Why WeWork founder Adam Neumann is getting $1.7 billion to leave the company he ran into the ground

Why WeWork founder Adam Neumann is getting $1.7 billion to leave the company he ran into the ground

Sometimes it pays to be bad. | Kelly Sullivan/Getty Images for the WeWork Creator Awards

This isn’t normal, but nothing about WeWork is normal.

WeWork founder and former CEO Adam Neumann drove his coworking company’s valuation to a whopping $47 billion by selling investors on his personality and the idea that he was revolutionizing real estate through tech. He also steered the company — through a series of poor and avoidable decisions — into near oblivion. Now the company’s biggest investor, Softbank, is paying him $1.7 billion to leave the company and most of his stock behind.

That means, as Recode’s Pivot podcast co-host Scott Galloway pointed out, Neumann is getting about $850,000 for each of the 2,000 employees WeWork is expected to lay off — it just hasn’t done so yet because of it couldn’t afford the severance.

Screwing up never felt so good.

“I’ve never seen such a massive consulting fee for someone who is walking away,” Evan Epstein, founder of the corporate governance firm Pacifica Global, told Recode, referring to tech startups. “It’s extraordinary that he walks away with billions of dollars in a situation where maybe the company is imploding and it’s losing value at the rate it is.”

About a billion dollars of that payout goes toward buying out Neumann’s stock, which like other WeWork employees, he’s free to sell (though it’s unclear how much the stock is really worth). Also questionable: Softbank issuing him a $500 million credit line to help him repay loans he has due to JP Morgan Chase. On top of all that, Softbank is paying him a $185 million consulting fee. That of course raises the question: Why pay someone to consult who has grossly mismanaged a company in the first place?

The deal reveals how badly the investment firm wants Neumann gone and how much of a liability the founder had become for a company that Softbank had poured $13 billion into — which is now valued at only $8 billion.

“He basically said, ‘This is what I need in order to leave,’ and they’re finding different ways to categorize that payment,” Nell Minow, vice chair of ValueEdge Advisors, a corporate governance consulting firm, told Recode. “The question now to me is, ‘What is Softbank thinking?’ It’s hard to imagine that throwing any additional money into this mess is good for their investors.”

Part of the reason Neumann was able to leave with so much money is due to how WeWork’s voting structure was set up. Like many other tech unicorns, WeWork had given its CEO super-voting stock, meaning the shares he owns were worth more votes than shares issued to everybody else. When WeWork first filed to go public, each of Neumann’s shares were worth 20 times more, though public scrutiny forced the company to lower that ratio to 10 to 1, then 3 to 1.

“They’re trying to make it attractive for him to leave the company,” Council of Institutional Investors deputy director Amy Borrus told Recode. “When the founder-CEO has voting control, sometimes you have to bend over backwards.”

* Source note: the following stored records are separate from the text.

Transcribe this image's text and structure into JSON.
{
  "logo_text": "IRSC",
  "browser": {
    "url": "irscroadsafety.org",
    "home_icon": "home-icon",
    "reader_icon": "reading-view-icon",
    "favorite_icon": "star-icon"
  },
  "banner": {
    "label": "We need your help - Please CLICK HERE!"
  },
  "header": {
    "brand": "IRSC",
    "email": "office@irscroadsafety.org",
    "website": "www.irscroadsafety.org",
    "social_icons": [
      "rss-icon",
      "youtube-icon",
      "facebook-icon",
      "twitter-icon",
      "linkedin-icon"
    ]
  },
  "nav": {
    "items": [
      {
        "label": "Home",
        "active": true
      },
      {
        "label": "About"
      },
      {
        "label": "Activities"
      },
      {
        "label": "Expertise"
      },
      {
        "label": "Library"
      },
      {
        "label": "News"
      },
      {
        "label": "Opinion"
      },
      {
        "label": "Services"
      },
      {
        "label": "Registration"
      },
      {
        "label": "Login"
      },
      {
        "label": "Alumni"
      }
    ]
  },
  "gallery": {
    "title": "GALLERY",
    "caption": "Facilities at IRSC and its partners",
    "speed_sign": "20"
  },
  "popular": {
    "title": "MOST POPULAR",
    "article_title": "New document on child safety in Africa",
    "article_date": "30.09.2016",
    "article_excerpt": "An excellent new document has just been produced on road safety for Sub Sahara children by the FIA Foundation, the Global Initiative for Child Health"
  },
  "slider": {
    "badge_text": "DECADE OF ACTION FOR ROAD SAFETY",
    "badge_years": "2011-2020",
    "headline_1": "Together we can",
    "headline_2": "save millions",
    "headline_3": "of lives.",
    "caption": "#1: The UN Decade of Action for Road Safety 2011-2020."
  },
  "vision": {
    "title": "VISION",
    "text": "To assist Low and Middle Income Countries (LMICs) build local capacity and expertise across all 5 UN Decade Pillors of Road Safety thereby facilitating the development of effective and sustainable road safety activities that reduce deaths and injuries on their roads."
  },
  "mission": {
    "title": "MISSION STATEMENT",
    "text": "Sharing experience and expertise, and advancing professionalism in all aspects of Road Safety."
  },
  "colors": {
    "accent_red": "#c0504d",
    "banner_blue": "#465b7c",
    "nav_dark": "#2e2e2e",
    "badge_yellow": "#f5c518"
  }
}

Neumann got his outsize power over WeWork in the first place because investors like Softbank were willing to grant it.

“There’s so much private money chasing founders with promising startups,” Borrus said. “Founders are in the driver’s seat, or have been. They can demand and get super-voting stock that guarantees them control of their company even if they don’t have equity control.”

CEO pay has ballooned in recent years, thanks in part to increased corporate buybacks, but even with that in mind, experts say Neumann’s enormous exit package is not normal. Indeed, a consulting fee is usually reserved for a hallowed CEO whose institutional wisdom will be necessary and who’s left a company on a good note.

“Usually you see [a consulting fee] when it’s a bit more on favorable terms,” Courtney Yu, director of research at executive compensation firm Equilar, told Recode. “Generally when you’re trying to force someone out, you don’t see this kind of thing.”

To put Neumann’s $185 million consulting fee in perspective, the 200 highest-paid CEOs at public companies last year had a median pay of $18.6 million, according to Equilar. Typically CEOs receive exit packages that are multiples of their salary and bonus. At that rate, Neumann would need to consult for 10 years. We don’t know yet what the terms of that consultancy are.

WeWork didn’t immediately respond to request for comment.

For now, it doesn’t seem likely we’ll see more instances of giant payouts like these.

“I hope that this is an isolated situation that will serve as a cautionary tale rather than a trend,” Minow said.